Staff working at the borough’s hospitals have been attacked hundreds of times over the past two years, it can be revealed.
There were 288 assaults on employees of Wrightington, Wigan And Leigh NHS Foundation Trust in 2016-17.
A further 223 incidents have been recorded so far for the current financial year.
The shocking figures were revealed after the Post submitted a request to the trust under the Freedom Of Information Act.
Details of the nature of the assaults, where they took place and in which departments the staff worked were not provided, as the trust said they did not record them.
The data shows the dangers that health workers in the borough face when they are doing their jobs.
But many of the incidents were not reported to the police, according to hospital bosses.
A trust spokesman said: “Many of the assaults on staff that take place at Wrightington, Wigan And Leigh NHS Foundation Trust are as a direct result of staff caring for elderly confused patients or those with mental health problems.
“There are also some patients who become aggressive under the influence of alcohol or drugs whereby we operate a ‘zero tolerance’ policy in relation to this behaviour.
“This is reiterated with communications throughout the hospital sites.
“As a result, many actual assaults are not reported to the police or result in an arrest as this would often be wholly inappropriate.”
Measures are in place to protect staff working for the trust, which runs Wigan and Leigh infirmaries, Wrightington Hospital, Thomas Linacre Centre and the eye unit at Boston House.
The spokesman said: “The trust has a policy entitled Safeguarding Vulnerable Adults which guides staff in dealing with this group of patients.

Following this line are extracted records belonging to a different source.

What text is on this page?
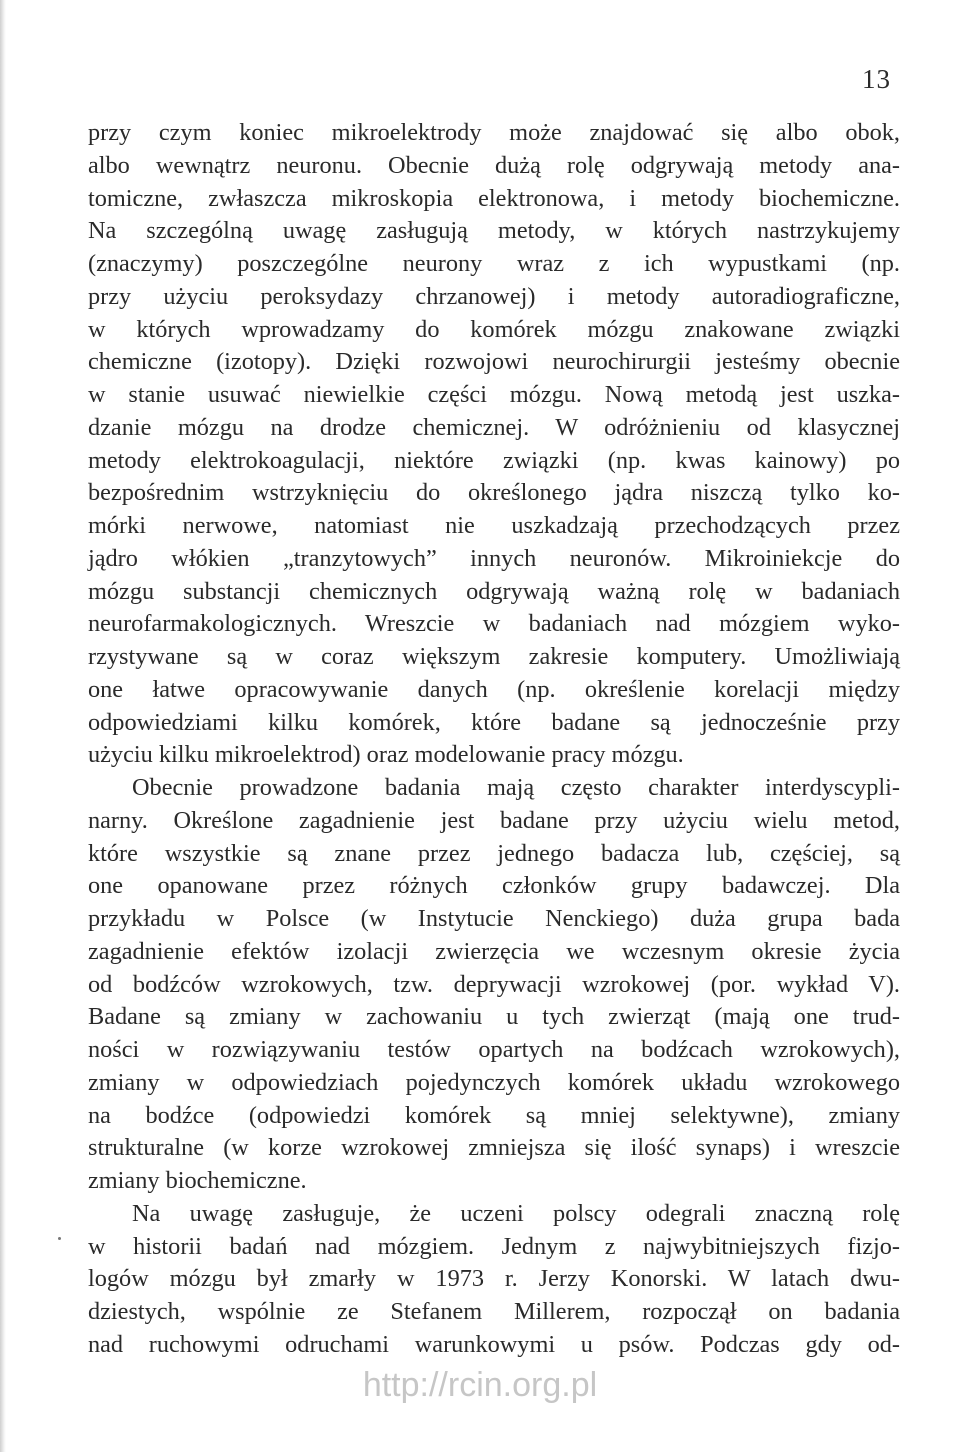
13
przy czym koniec mikroelektrody może znajdować się albo obok,
albo wewnątrz neuronu. Obecnie dużą rolę odgrywają metody ana-
tomiczne, zwłaszcza mikroskopia elektronowa, i metody biochemiczne.
Na szczególną uwagę zasługują metody, w których nastrzykujemy
(znaczymy) poszczególne neurony wraz z ich wypustkami (np.
przy użyciu peroksydazy chrzanowej) i metody autoradiograficzne,
w których wprowadzamy do komórek mózgu znakowane związki
chemiczne (izotopy). Dzięki rozwojowi neurochirurgii jesteśmy obecnie
w stanie usuwać niewielkie części mózgu. Nową metodą jest uszka-
dzanie mózgu na drodze chemicznej. W odróżnieniu od klasycznej
metody elektrokoagulacji, niektóre związki (np. kwas kainowy) po
bezpośrednim wstrzyknięciu do określonego jądra niszczą tylko ko-
mórki nerwowe, natomiast nie uszkadzają przechodzących przez
jądro włókien „tranzytowych” innych neuronów. Mikroiniekcje do
mózgu substancji chemicznych odgrywają ważną rolę w badaniach
neurofarmakologicznych. Wreszcie w badaniach nad mózgiem wyko-
rzystywane są w coraz większym zakresie komputery. Umożliwiają
one łatwe opracowywanie danych (np. określenie korelacji między
odpowiedziami kilku komórek, które badane są jednocześnie przy
użyciu kilku mikroelektrod) oraz modelowanie pracy mózgu.
Obecnie prowadzone badania mają często charakter interdyscypli-
narny. Określone zagadnienie jest badane przy użyciu wielu metod,
które wszystkie są znane przez jednego badacza lub, częściej, są
one opanowane przez różnych członków grupy badawczej. Dla
przykładu w Polsce (w Instytucie Nenckiego) duża grupa bada
zagadnienie efektów izolacji zwierzęcia we wczesnym okresie życia
od bodźców wzrokowych, tzw. deprywacji wzrokowej (por. wykład V).
Badane są zmiany w zachowaniu u tych zwierząt (mają one trud-
ności w rozwiązywaniu testów opartych na bodźcach wzrokowych),
zmiany w odpowiedziach pojedynczych komórek układu wzrokowego
na bodźce (odpowiedzi komórek są mniej selektywne), zmiany
strukturalne (w korze wzrokowej zmniejsza się ilość synaps) i wreszcie
zmiany biochemiczne.
Na uwagę zasługuje, że uczeni polscy odegrali znaczną rolę
w historii badań nad mózgiem. Jednym z najwybitniejszych fizjo-
logów mózgu był zmarły w 1973 r. Jerzy Konorski. W latach dwu-
dziestych, wspólnie ze Stefanem Millerem, rozpoczął on badania
nad ruchowymi odruchami warunkowymi u psów. Podczas gdy od-
http://rcin.org.pl
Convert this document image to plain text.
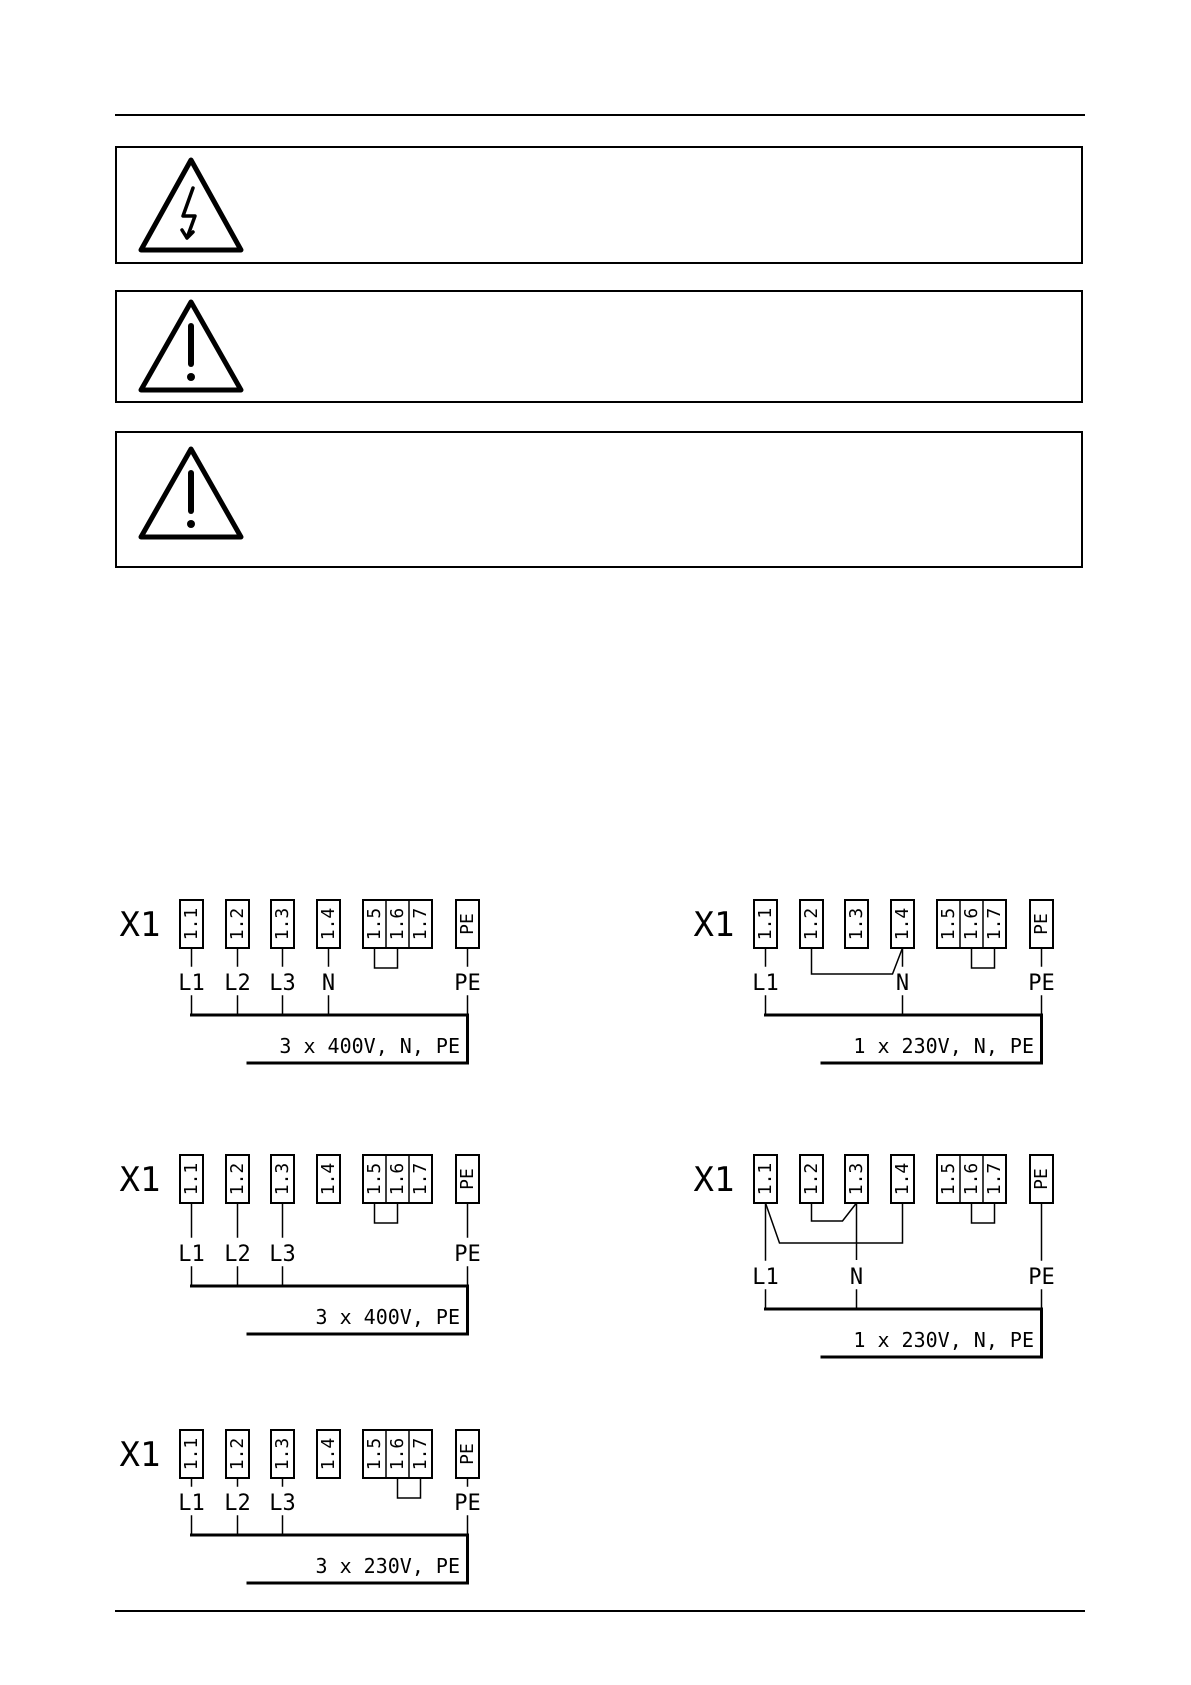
X1 1.1 1.2 1.3 1.4 1.5 1.6 1.7 PE
L1 L2 L3 N	PE
3 x 400V, N, PE
X1 1.1 1.2 1.3 1.4 1.5 1.6 1.7 PE
L1	N	PE
1 x 230V, N, PE
X1 1.1 1.2 1.3 1.4 1.5 1.6 1.7 PE
L1 L2 L3	PE
3 x 400V, PE
X1 1.1 1.2 1.3 1.4 1.5 1.6 1.7 PE
L1	N	PE
1 x 230V, N, PE
X1 1.1 1.2 1.3 1.4 1.5 1.6 1.7 PE
L1 L2 L3	PE
3 x 230V, PE
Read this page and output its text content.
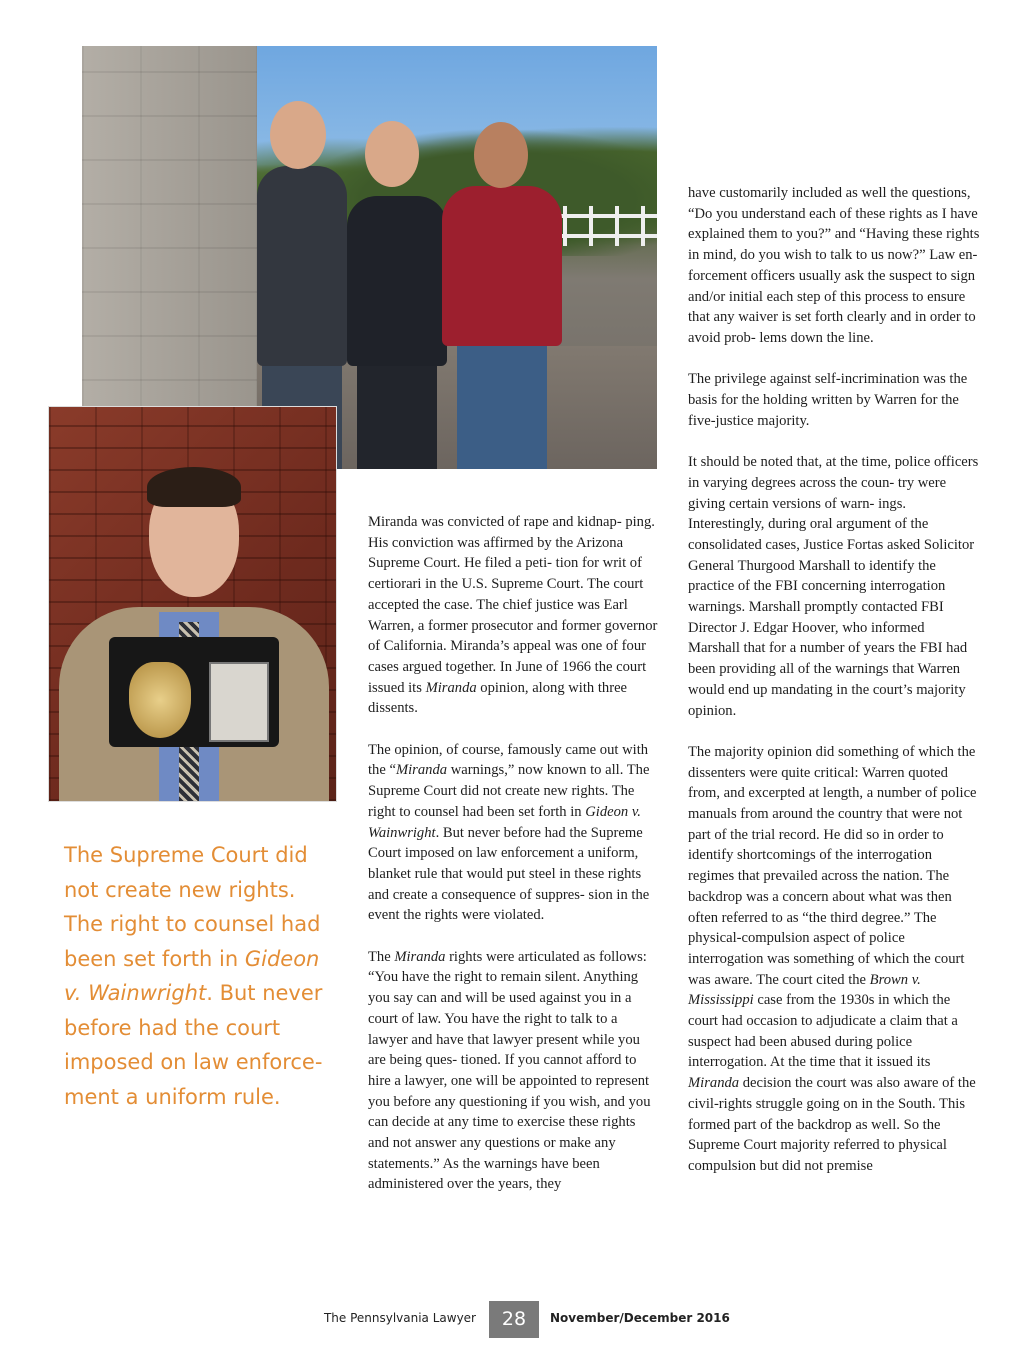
The Supreme Court did not create new rights. The right to counsel had been set forth in Gideon v. Wainwright. But never before had the court imposed on law enforce- ment a uniform rule.

Miranda was convicted of rape and kidnap- ping. His conviction was affirmed by the Arizona Supreme Court. He filed a peti- tion for writ of certiorari in the U.S. Supreme Court. The court accepted the case. The chief justice was Earl Warren, a former prosecutor and former governor of California. Miranda’s appeal was one of four cases argued together. In June of 1966 the court issued its Miranda opinion, along with three dissents.

The opinion, of course, famously came out with the “Miranda warnings,” now known to all. The Supreme Court did not create new rights. The right to counsel had been set forth in Gideon v. Wainwright. But never before had the Supreme Court imposed on law enforcement a uniform, blanket rule that would put steel in these rights and create a consequence of suppres- sion in the event the rights were violated.

The Miranda rights were articulated as follows: “You have the right to remain silent. Anything you say can and will be used against you in a court of law. You have the right to talk to a lawyer and have that lawyer present while you are being ques- tioned. If you cannot afford to hire a lawyer, one will be appointed to represent you before any questioning if you wish, and you can decide at any time to exercise these rights and not answer any questions or make any statements.” As the warnings have been administered over the years, they

have customarily included as well the questions, “Do you understand each of these rights as I have explained them to you?” and “Having these rights in mind, do you wish to talk to us now?” Law en- forcement officers usually ask the suspect to sign and/or initial each step of this process to ensure that any waiver is set forth clearly and in order to avoid prob- lems down the line.

The privilege against self-incrimination was the basis for the holding written by Warren for the five-justice majority.

It should be noted that, at the time, police officers in varying degrees across the coun- try were giving certain versions of warn- ings. Interestingly, during oral argument of the consolidated cases, Justice Fortas asked Solicitor General Thurgood Marshall to identify the practice of the FBI concerning interrogation warnings. Marshall promptly contacted FBI Director J. Edgar Hoover, who informed Marshall that for a number of years the FBI had been providing all of the warnings that Warren would end up mandating in the court’s majority opinion.

The majority opinion did something of which the dissenters were quite critical: Warren quoted from, and excerpted at length, a number of police manuals from around the country that were not part of the trial record. He did so in order to identify shortcomings of the interrogation regimes that prevailed across the nation. The backdrop was a concern about what was then often referred to as “the third degree.” The physical-compulsion aspect of police interrogation was something of which the court was aware. The court cited the Brown v. Mississippi case from the 1930s in which the court had occasion to adjudicate a claim that a suspect had been abused during police interrogation. At the time that it issued its Miranda decision the court was also aware of the civil-rights struggle going on in the South. This formed part of the backdrop as well. So the Supreme Court majority referred to physical compulsion but did not premise

The Pennsylvania Lawyer	28	November/December 2016
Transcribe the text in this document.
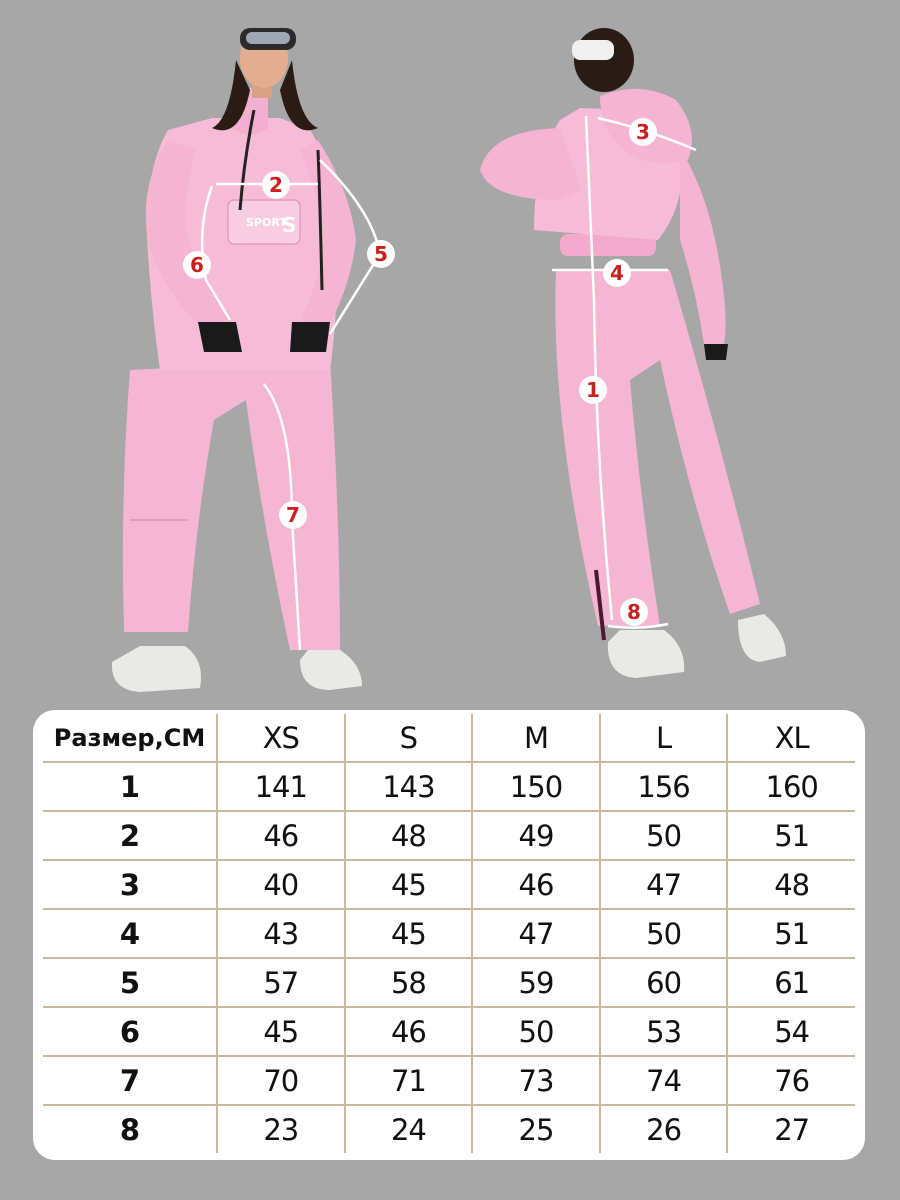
SPORT
S
1
2
3
4
5
6
7
8
Размер,СМ	XS	S	M	L	XL
1	141	143	150	156	160
2	46	48	49	50	51
3	40	45	46	47	48
4	43	45	47	50	51
5	57	58	59	60	61
6	45	46	50	53	54
7	70	71	73	74	76
8	23	24	25	26	27
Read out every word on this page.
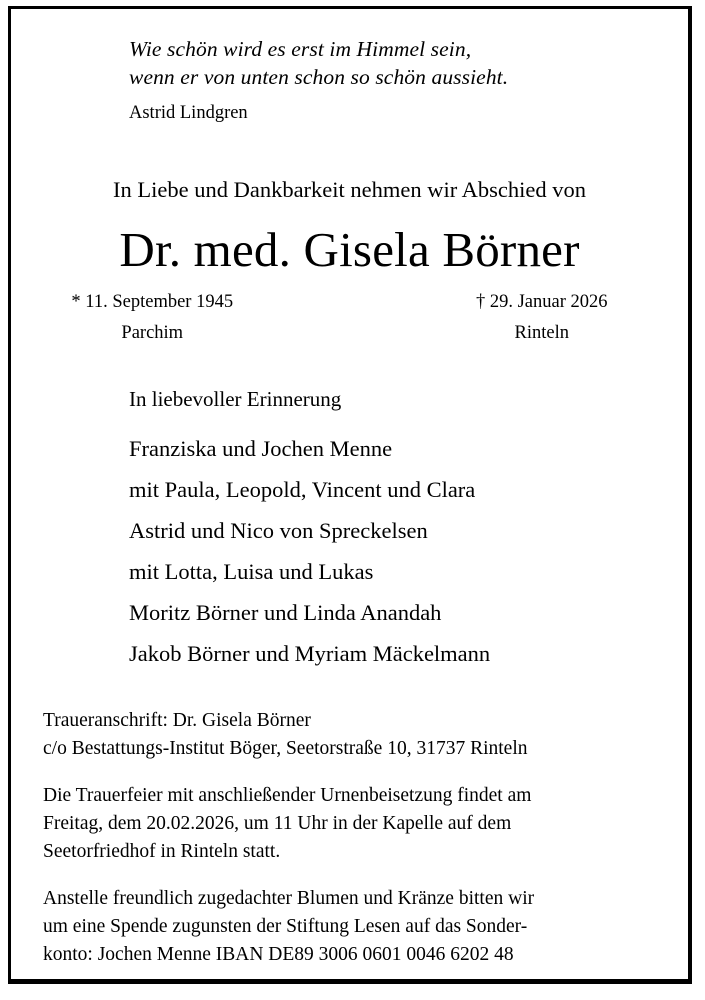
Wie schön wird es erst im Himmel sein,
wenn er von unten schon so schön aussieht.
Astrid Lindgren
In Liebe und Dankbarkeit nehmen wir Abschied von
Dr. med. Gisela Börner
* 11. September 1945
Parchim
† 29. Januar 2026
Rinteln
In liebevoller Erinnerung
Franziska und Jochen Menne
mit Paula, Leopold, Vincent und Clara
Astrid und Nico von Spreckelsen
mit Lotta, Luisa und Lukas
Moritz Börner und Linda Anandah
Jakob Börner und Myriam Mäckelmann

Traueranschrift: Dr. Gisela Börner
c/o Bestattungs-Institut Böger, Seetorstraße 10, 31737 Rinteln

Die Trauerfeier mit anschließender Urnenbeisetzung findet am
Freitag, dem 20.02.2026, um 11 Uhr in der Kapelle auf dem
Seetorfriedhof in Rinteln statt.

Anstelle freundlich zugedachter Blumen und Kränze bitten wir
um eine Spende zugunsten der Stiftung Lesen auf das Sonder-
konto: Jochen Menne IBAN DE89 3006 0601 0046 6202 48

Additionally, all staff receive mandatory training in relation to safeguarding and conflict resolution.
“During the Christmas period, our partners at Greater Manchester Police provide a police presence in our A&E department to ensure the safety of our staff and to act as an extra deterrent.
However, there is always security available on all sites and a dedicated security office within A&E.
“While we cannot quantify the impact these assaults have on our staff, we do have full supportive measures in place and offer counselling and complimentary resilience courses.” Attacks on public sector workers are becoming increasingly common, with critics blaming staff shortages caused by government cuts as a factor in the rising number of attacks."